KF.transitionMatrix = *(Mat_<float>(6, 6) << 1,0,1,0,.5,0, // x + v_x + 1/2 a_x
0,1,0,1,0,0.5, // y + v_Y + 1/2 a_y
0,0,1,0,1,0, // v_x + a_x
0,0,0,1,0,1, // v_y + a_y
0,0,0,0,1,0, // a_x
0,0,0,0,0,1); // a_y
Mat_<float> measurement(2,1); measurement.setTo(Scalar(0));
//initialize the pre state
KF.statePost.at<float>(0) = mousePos.x;
KF.statePost.at<float>(1) = mousePos.y;
KF.statePost.at<float>(2) = 0;
KF.statePost.at<float>(3) = 0;
KF.statePost.at<float>(4) = 0;
KF.statePost.at<float>(5) = 0;
setIdentity(KF.measurementMatrix);
setIdentity(KF.processNoiseCov, Scalar::all(1e-1));
setIdentity(KF.measurementNoiseCov, Scalar::all(1e-5));
setIdentity(KF.errorCovPost, Scalar::all(1e-3));
while(1) {
img = Scalar::all(0);
// First predict, to update the internal statePre variable
Mat prediction = KF.predict();
Point predictPt(prediction.at<float>(0),prediction.at<float>(1));
// Get mouse point
if (!noDetection) {
GetCursorPos(mousePos);
measurement(0) = mousePos.x;
measurement(1) = mousePos.y;
}else {
measurement(0) = prediction.at<float>(0);
measurement(1) = prediction.at<float>(1);
}
// The update phase3
Mat estimated = KF.correct(measurement);
Point statePt(estimated.at<float>(0),estimated.at<float>(1));
Point measPt(measurement(0),measurement(1));
// draw cross for actual mouse position and kalman guess
mousev.push_back(measPt);
kalmanv.push_back(statePt);
drawCross(img, statePt, Scalar(255,255,255), 5);
drawCross(img, measPt, Scalar(0,0,255), 5 );
// draw lines of movement
for (int i = 0; i < mousev.size()-1; i++)

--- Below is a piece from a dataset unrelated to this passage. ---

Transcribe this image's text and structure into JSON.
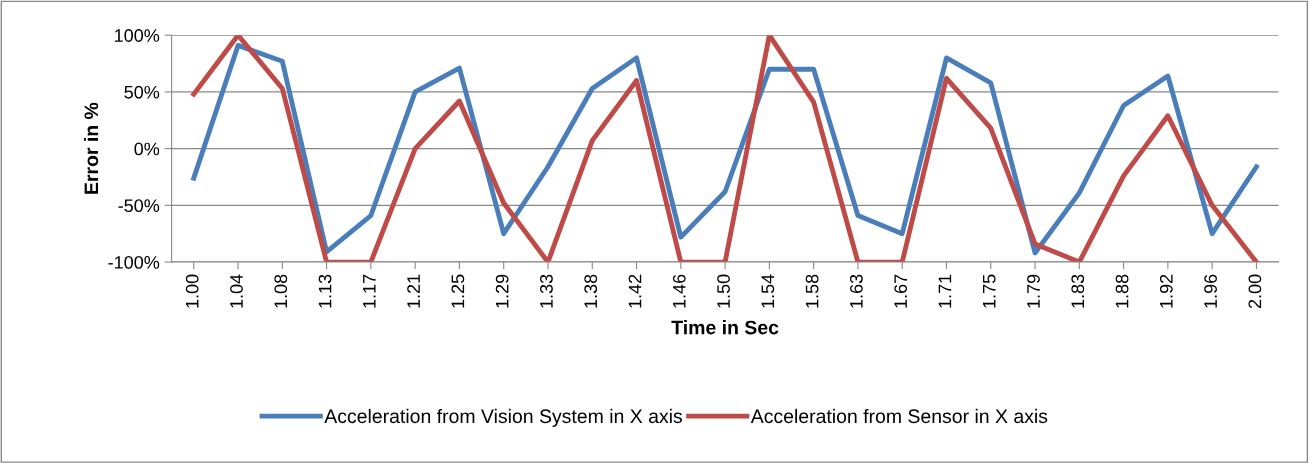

line(img, mousev[i], mousev[i+1], Scalar(0,0,255), 1);
for (int i = 0; i < kalmanv.size()-1; i++)
line(img, kalmanv[i], kalmanv[i+1], Scalar(255,255,255), 1);
imshow("window", img);
char key = waitKey(10);
if (key == 'c') {
mousev.clear();
kalmanv.clear(); // press c to clear screen
}if (key == 'n') {
noDetection = true; //press n to simulate that no measurement is made
}if (key == 'd') {
noDetection = false;//press d to allow measurements again
}else if(key == 'x') {
break; // press x to exit program
};
}
return 0;
}
Speaking from a more generalized PoV... if you wish to have a Kalman Filter that softens the measurement noise, you have to rely more on the process model and less on the measurement update. So in your case, tweaking the "measurementMatrix, processNoiseCov, measurementNoiseCov" may lead you to a softer output.